Wanita itu ibarat bunga, mereka harus diperlakukan dengan lembut, baik hati, dan dengan penuh kasih sayang. – Ali bin Abi Thalib

***

Malam ini aku dan Reyhan berada di atas ranjang. Sepertinya ini kali pertama aku dan Reyhan benar-benar tidur bersama di waktu yang bersamaan. Tubuhku kaku, mendadak aku jadi gugup.

“Aysha.”

“Ya?”

“Apa kamu pernah punya impian?”

Sontak aku menoleh ke arahnya. “Maksudnya impian apa?”

“Ya ... seperti ingin menjadi bintang film, atau dokter, atau kamu mau keliling dunia, mungkin?”

Aku lantas mengekeh. Ada-ada saja pertanyaan Reyhan. Padahal selama ini tak ada yang pernah bertanya tentang hal itu. Siapa yang peduli tentang impianku.

“Oh maksudnya impian yang kayak gitu.”

“Iya, mungkin saja ada impian yang belum kamu gapai,” sahut Reyhan.

Karena pertanyaan Reyhan itu, aku jadi kepikiran. Tentang impian ku sejak kecil, aku ingin sekali berkeliling dunia. Tapi ada hal lain yang lebih aku impikan lagi selain itu.

“Aysha, kenapa kamu malah bengong?”

“Em, sebenarnya gu—”

Reyhan tiba-tiba menutup mulutku dengan telunjuknya. Bukan hanya itu, kini dia memiringkan badan hingga menatap ke arahku.

“Saya merasa jarak antara saya dan kamu terlalu jauh, Aysha. Padahal saya adalah suami kamu.”

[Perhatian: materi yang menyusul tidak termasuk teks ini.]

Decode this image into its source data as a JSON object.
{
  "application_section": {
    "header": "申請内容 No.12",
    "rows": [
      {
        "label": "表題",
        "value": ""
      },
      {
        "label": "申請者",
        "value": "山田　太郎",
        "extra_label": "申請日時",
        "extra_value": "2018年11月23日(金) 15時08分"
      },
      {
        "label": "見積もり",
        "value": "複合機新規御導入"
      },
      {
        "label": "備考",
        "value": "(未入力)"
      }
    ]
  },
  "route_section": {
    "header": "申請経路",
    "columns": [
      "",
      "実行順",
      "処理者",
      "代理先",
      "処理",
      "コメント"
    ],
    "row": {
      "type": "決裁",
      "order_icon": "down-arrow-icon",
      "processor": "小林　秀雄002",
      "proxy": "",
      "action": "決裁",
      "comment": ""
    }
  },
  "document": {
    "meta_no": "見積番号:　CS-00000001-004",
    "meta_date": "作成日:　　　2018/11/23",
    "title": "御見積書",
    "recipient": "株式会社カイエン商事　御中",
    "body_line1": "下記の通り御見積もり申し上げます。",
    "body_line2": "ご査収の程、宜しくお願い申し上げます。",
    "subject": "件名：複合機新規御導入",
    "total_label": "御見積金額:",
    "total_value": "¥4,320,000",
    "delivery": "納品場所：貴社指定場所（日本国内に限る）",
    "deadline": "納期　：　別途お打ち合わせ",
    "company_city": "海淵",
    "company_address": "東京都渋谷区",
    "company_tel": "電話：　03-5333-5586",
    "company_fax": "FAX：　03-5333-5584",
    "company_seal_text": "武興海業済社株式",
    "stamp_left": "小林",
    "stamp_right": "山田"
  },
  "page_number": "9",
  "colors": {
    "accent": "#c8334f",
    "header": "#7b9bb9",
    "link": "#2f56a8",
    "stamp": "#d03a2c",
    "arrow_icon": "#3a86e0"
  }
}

Aku mengerutkan kening tidak mengerti apa maksud perkataan Reyhan barusan. Jarak apa yang dia maksud. Atau jangan-jangan ini karena sikapku padanya. Mungkin aku memang keterlaluan padanya.

“Bisakah kamu berbicara dengan bahasa yang lebih lembut di dengar?”

Aku langsung menyingkirkan telunjuk Reyhan di depan bibirku. Sialan memang! Reyhan selalu bisa membuatku tak berkutik. Apa maksudnya aku ini kasar padanya. Ah, seharusnya dia tak mengungkit hal itu. Aku memang sejak awal sudah begini.

“Maksudnya?”

Pria itu menatap mataku dengan serius. Hal itu membuatku berpikir kembali.

Cara bicaraku.

Dia pasti tak nyaman.

Aku menggunakan bahasa sehari-hari tapi cenderung kurang sopan.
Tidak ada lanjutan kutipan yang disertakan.